Ray's third film from this period, Les Mystères du château de Dé (The Mysteries of the Chateau de De ) shows a further development in the focus on real or realistic images in abstract cinema. Like L'Étoile de mer, this film relies heavily on sequences of human beings. Furthermore, of Ray's films, this one is the closest to being narrative, in that the sequences of images presented in the film seem, on the surface, to form a coherent whole. The film shows the voyage of a couple in a bar, who drive a great distance, arrive at a villa, and interact with other people. A great deal of attention is given to the house and to the actions engaged in by those staying there, and for a time, all seems "normal." Progressively, however, distortions in the size of objects, in the light and shadows of the background, in the characters' movements all become apparent. In the end, none of these distortions are "explained" by the film, nor is there a sense given to the actions of the characters. Despite its more narrative appearance, Les Mystères du château de Dé remains as abstract as Ray's earlier films. Furthermore, the influence of the Surrealist movement can be seen very clearly in the seemingly banal images, which present unexplained and eerie irregularities.

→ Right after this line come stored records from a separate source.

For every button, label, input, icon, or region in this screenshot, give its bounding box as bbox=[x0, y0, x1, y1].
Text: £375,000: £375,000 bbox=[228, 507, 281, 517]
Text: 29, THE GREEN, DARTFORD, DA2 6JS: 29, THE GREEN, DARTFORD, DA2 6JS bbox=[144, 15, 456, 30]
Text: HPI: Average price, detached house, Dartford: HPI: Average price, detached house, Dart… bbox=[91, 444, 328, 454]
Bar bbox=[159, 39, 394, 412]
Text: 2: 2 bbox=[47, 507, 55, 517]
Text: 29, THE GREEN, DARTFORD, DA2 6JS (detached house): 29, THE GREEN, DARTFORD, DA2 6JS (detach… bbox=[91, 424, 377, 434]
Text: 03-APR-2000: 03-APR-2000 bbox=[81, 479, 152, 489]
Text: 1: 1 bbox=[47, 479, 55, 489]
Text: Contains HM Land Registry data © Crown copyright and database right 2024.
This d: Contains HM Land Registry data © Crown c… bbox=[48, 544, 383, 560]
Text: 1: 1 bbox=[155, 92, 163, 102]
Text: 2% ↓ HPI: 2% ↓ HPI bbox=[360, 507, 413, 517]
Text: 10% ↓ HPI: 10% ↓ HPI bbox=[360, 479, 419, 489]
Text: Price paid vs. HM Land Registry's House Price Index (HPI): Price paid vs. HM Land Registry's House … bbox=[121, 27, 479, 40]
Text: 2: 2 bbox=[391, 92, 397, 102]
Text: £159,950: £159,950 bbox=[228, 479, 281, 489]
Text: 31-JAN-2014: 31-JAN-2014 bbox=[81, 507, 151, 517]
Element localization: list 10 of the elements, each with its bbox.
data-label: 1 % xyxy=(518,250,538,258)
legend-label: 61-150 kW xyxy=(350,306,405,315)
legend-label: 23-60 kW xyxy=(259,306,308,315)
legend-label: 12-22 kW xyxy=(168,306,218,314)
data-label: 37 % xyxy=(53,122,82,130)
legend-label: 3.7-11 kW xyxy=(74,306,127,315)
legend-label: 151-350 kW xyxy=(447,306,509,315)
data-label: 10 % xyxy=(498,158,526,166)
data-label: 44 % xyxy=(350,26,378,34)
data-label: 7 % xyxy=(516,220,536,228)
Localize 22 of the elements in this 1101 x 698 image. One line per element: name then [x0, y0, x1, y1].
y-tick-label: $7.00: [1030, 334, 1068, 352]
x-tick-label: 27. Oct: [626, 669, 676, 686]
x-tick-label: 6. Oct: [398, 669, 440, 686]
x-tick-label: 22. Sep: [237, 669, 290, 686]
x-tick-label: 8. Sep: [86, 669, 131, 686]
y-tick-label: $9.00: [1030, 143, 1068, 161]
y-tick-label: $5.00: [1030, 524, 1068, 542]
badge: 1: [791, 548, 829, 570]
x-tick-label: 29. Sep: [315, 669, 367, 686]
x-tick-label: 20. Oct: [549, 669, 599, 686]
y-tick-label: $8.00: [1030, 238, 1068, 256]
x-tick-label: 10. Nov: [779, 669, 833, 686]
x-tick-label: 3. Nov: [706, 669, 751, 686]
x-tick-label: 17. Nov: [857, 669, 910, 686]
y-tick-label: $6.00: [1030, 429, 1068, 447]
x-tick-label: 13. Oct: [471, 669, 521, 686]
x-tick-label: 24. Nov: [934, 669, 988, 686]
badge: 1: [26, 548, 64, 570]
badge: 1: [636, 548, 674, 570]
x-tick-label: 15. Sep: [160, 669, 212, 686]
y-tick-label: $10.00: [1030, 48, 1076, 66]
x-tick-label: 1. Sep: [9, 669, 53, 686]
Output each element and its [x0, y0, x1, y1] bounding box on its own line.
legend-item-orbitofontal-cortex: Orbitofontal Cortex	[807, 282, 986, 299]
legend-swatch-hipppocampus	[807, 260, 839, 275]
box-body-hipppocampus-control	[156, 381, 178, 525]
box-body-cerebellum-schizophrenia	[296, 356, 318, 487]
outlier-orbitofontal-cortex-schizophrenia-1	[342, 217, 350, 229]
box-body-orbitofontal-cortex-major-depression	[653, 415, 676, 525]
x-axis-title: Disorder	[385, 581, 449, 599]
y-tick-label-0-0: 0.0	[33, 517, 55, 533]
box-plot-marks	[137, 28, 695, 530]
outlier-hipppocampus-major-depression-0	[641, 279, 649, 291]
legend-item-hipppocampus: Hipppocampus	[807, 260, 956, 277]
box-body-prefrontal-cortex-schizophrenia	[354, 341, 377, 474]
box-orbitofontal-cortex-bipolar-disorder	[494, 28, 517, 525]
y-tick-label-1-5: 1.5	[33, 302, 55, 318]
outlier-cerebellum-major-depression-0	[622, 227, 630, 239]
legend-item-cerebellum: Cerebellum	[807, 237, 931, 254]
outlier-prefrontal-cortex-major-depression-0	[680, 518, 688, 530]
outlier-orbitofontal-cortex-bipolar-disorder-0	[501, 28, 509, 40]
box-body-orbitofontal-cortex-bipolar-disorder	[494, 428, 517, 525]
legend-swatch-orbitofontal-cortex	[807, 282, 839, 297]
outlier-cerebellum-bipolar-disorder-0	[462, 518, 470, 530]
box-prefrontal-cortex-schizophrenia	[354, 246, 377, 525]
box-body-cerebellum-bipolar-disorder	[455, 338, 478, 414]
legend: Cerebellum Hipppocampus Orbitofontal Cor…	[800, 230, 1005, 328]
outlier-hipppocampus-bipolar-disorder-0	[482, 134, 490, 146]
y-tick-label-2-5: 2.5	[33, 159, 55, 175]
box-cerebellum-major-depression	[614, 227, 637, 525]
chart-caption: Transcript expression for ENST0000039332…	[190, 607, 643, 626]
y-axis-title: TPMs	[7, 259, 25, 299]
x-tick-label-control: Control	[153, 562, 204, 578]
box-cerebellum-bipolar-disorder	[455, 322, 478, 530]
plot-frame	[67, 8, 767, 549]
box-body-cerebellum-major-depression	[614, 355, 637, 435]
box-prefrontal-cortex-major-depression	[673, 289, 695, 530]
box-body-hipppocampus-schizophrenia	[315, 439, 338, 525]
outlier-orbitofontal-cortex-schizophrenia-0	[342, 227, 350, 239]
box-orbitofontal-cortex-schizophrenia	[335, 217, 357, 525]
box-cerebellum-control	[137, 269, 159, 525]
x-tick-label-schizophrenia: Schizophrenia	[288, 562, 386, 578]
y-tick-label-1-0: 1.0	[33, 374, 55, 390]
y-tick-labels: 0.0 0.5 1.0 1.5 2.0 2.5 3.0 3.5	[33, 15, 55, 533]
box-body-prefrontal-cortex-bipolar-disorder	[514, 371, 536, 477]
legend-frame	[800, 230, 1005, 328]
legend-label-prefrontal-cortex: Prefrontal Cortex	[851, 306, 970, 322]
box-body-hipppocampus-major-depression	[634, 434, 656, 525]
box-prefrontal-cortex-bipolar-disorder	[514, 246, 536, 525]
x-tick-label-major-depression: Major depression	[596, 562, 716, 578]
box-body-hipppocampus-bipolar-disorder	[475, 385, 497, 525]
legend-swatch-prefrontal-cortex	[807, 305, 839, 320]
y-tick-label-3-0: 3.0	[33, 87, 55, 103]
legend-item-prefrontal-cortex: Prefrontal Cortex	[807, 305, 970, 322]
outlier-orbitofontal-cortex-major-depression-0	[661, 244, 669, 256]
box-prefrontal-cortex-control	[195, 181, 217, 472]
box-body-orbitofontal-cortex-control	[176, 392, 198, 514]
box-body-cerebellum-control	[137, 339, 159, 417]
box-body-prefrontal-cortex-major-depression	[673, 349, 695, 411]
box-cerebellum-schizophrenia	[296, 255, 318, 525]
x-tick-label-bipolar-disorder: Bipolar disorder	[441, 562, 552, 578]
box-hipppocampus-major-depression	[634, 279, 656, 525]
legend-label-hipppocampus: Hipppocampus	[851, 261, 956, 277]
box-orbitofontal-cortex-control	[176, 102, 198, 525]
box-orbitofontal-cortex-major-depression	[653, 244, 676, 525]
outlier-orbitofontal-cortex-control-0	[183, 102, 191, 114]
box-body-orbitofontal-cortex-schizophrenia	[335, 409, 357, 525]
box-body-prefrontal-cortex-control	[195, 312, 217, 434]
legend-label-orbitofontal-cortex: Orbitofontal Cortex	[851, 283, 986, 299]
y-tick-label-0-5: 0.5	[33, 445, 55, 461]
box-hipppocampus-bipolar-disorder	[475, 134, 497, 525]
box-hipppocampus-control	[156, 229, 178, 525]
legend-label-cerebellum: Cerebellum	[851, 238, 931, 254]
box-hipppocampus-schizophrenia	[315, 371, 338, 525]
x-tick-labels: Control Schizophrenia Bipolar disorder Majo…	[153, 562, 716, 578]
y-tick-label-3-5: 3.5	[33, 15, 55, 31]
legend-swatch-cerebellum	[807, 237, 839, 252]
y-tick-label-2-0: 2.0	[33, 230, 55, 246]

By the late 1930s and 1940s, Ray had all but abandoned film to return to his two original passions, painting and still photography. Before his death, in 1976, he made only two more films, Essai de simulation de délire cinématographique (Attempt at the Simulation of Cinematographic Delirium ) from 1935, and Dreams That Money Can Buy, in collaboration with Hans Richter, and many of his Dada-Surrealist collaborators. The first is highly reminiscent of Ray's films from the 1920s, and the second is a combination of more developed cinematographic techniques and embodies the spirit of the Surrealist and Abstract Expressionist movements. In fact, it is puzzling that in the very years that Ray was the closest to the film industry (he was living in Hollywood), he was the least interested in cinema.
Carl Belz has suggested that Man Ray withdrew from cinema partly because he felt he had exhausted its potential, and partly because it took him away from painting and photography. And it is, in fact, for his contributions to the latter that he is best remembered. Nonetheless, to overlook the impact of May Ray on the cinema is to ignore the influence of one of the early pioneers of cinematic art. It was Man Ray, and many of his Dada and Surrealist contemporaries who first drew attention to a great many of the cinematic techniques widely used today. For this, and for the fascinating efforts at producing a non-narrative cinema, Man Ray's films remain crucial to any understanding of the development of film.